Городгерой: жители

Городгерой: жители

Анна Векшина

c

Подборка городских заметок Анны Векшиной с вводным комментарием Кирилла Александрова

Если в прошлый раз в публикуемых нами заметках Ани говорилось в основном о вещах — о памятниках и пожитках, то в этом материале, выходящем в рамках номера о «малой литературе», речь идёт о людях. И надо сразу сказать, что эта подборка — лишь малая часть из того антропологического «дневника наблюдений», что Аня ведёт чуть ли не ежедневно. На своих страницах в соцсетях Векшина постоянно приводит миниатюры, активным или пассивным участником которых она становится в своих перемещениях по городу, забавные диалоги, сценки, зарисовки, скетчи — назвать это можно по-разному. Какая-то часть из подслушанных в Москве разговоров попадает в специально отведённую колонку в «Москвичмаге», а диалоги с водителями из автостопных путешествий были собраны в отдельную книгу «Рыцари индустрии», вышедшую в 2018-м году. При этом, насколько мне известно, если вдруг соцсети Ани замолкают и поток текстовых миниатюр прерывается на срок более нескольких дней, то это становится поводом для друзей и подписчиков озаботиться здоровьем автора и выяснить, в чем дело. Такой вот вариант сопряжения литературной практики с практиками повседневности. Думаю, это похоже на то, как читатели, погруженные в контекст современной поэзии, инстинктивно чувствуют неладное, если вдруг перестаёт выкладывать новые тексты Вадим Банников или Виктор Лисин.

При этом манера письма Ани Векшиной, пожалуй, менее всего подходит для документальной прозы, так как за каждой фразой в её текстах виден автор, её отношение к тому, что она описывает, не уклоняясь от оценочных суждений (а иногда и, как кажется, чересчур увлекаясь ими), а также её, порой плохо скрываемое, упоение языковой игрой.
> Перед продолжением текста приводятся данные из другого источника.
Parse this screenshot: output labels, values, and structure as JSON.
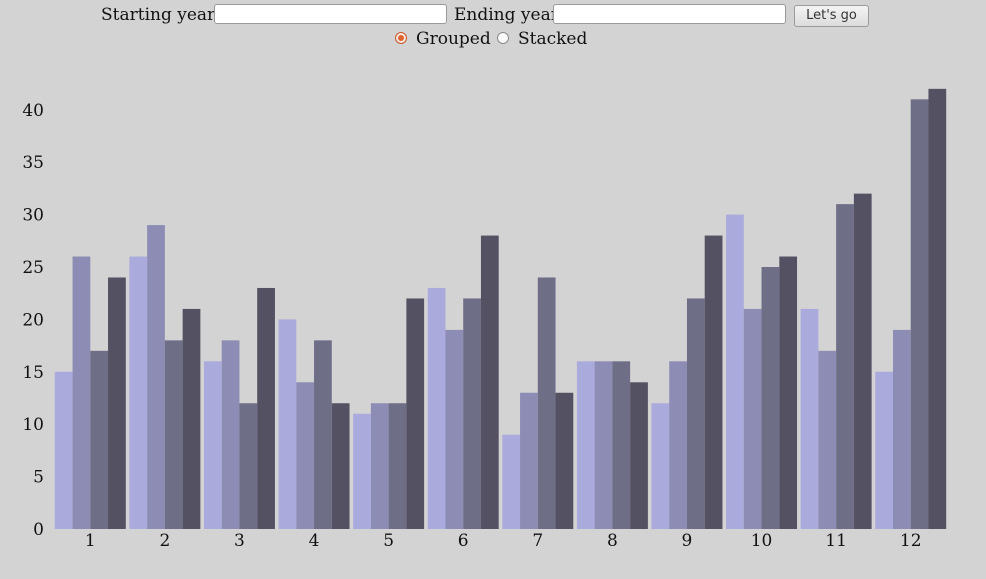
{
  "controls": {
    "start_label": "Starting year",
    "start_value": "",
    "end_label": "Ending year",
    "end_value": "",
    "button_label": "Let's go",
    "mode_options": [
      "Grouped",
      "Stacked"
    ],
    "selected_mode": "Grouped"
  },
  "chart_data": {
    "type": "bar",
    "mode": "grouped",
    "categories": [
      "1",
      "2",
      "3",
      "4",
      "5",
      "6",
      "7",
      "8",
      "9",
      "10",
      "11",
      "12"
    ],
    "series": [
      {
        "color": "#aaaadc",
        "values": [
          15,
          26,
          16,
          20,
          11,
          23,
          9,
          16,
          12,
          30,
          21,
          15
        ]
      },
      {
        "color": "#8c8cb4",
        "values": [
          26,
          29,
          18,
          14,
          12,
          19,
          13,
          16,
          16,
          21,
          17,
          19
        ]
      },
      {
        "color": "#6f6e87",
        "values": [
          17,
          18,
          12,
          18,
          12,
          22,
          24,
          16,
          22,
          25,
          31,
          41
        ]
      },
      {
        "color": "#545262",
        "values": [
          24,
          21,
          23,
          12,
          22,
          28,
          13,
          14,
          28,
          26,
          32,
          42
        ]
      }
    ],
    "yticks": [
      0,
      5,
      10,
      15,
      20,
      25,
      30,
      35,
      40
    ],
    "ylim": [
      0,
      42
    ],
    "xlabel": "",
    "ylabel": "",
    "grid": false,
    "legend": "none"
  }
}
Но я бы и не стал называть приведённые ниже заметки документальной прозой и, пожалуй, оставил бы вопрос жанровой идентичности в стороне, пока ограничившись характеристикой этих текстов как некой «малой литературной формы». Формы, стоящей особняком, и равноудалённой как от художественной прозы Векшиной, так и от её поэтических практик.

В случае с данными текстами интересно, что, говоря об авторе, мы как бы вдруг обнаруживаем, высвечиваем незаметного, полупрозрачного наблюдателя, который притаился в своём укромном углу с блокнотом и, скорее всего, предпочел бы остаться нераскрытым. Но если присмотреться к творчеству Ани (к слову, больше заметок можно прочесть в её телеграм-канале) внимательнее, то становится видно, что наблюдатель этот не отстраняется и не просто холодно, по-шпионски стенографирует происходящее, а, наоборот, является непосредственным участником событий, таким же странным и противоречивым, как объекты его наблюдения, со своими чудачествами и проблемами.

Думаю, именно поэтому Векшина не может удержаться от субъективных (иногда даже кажущихся язвительными) оценок, так как она сама всему этому сопричастна — и оценивает, как мне кажется, себя в том числе. Конечно, никто не даёт нам права решать, кто плохой, а кто сумасшедший, чья жизнь не удалась или удалась, да не так, расковыривать чужие комплексы и несчастья, пусть даже те, о ком идёт речь, анонимизированы. Но, с другой стороны, всё это так по-человечески, ведь это те мысли, которые так или иначе возникают в голове у многих из нас по отношению к тому или иному бытовому эпизоду, так что их артикуляция, наверное, всё же не преступление. Интонация — другой вопрос, но это мы оставим на совести автора, тем более что интонаций у неё много. Иногда тон этих заметок напоминает мне выступления стендап-комиков, также фокусирующихся на бытовых эпизодах и за счёт эмоционального выражения своего к ним (чаще всего — негативного) отношения «разгоняющих» повествование, выводя его за рамки простого описания ситуации.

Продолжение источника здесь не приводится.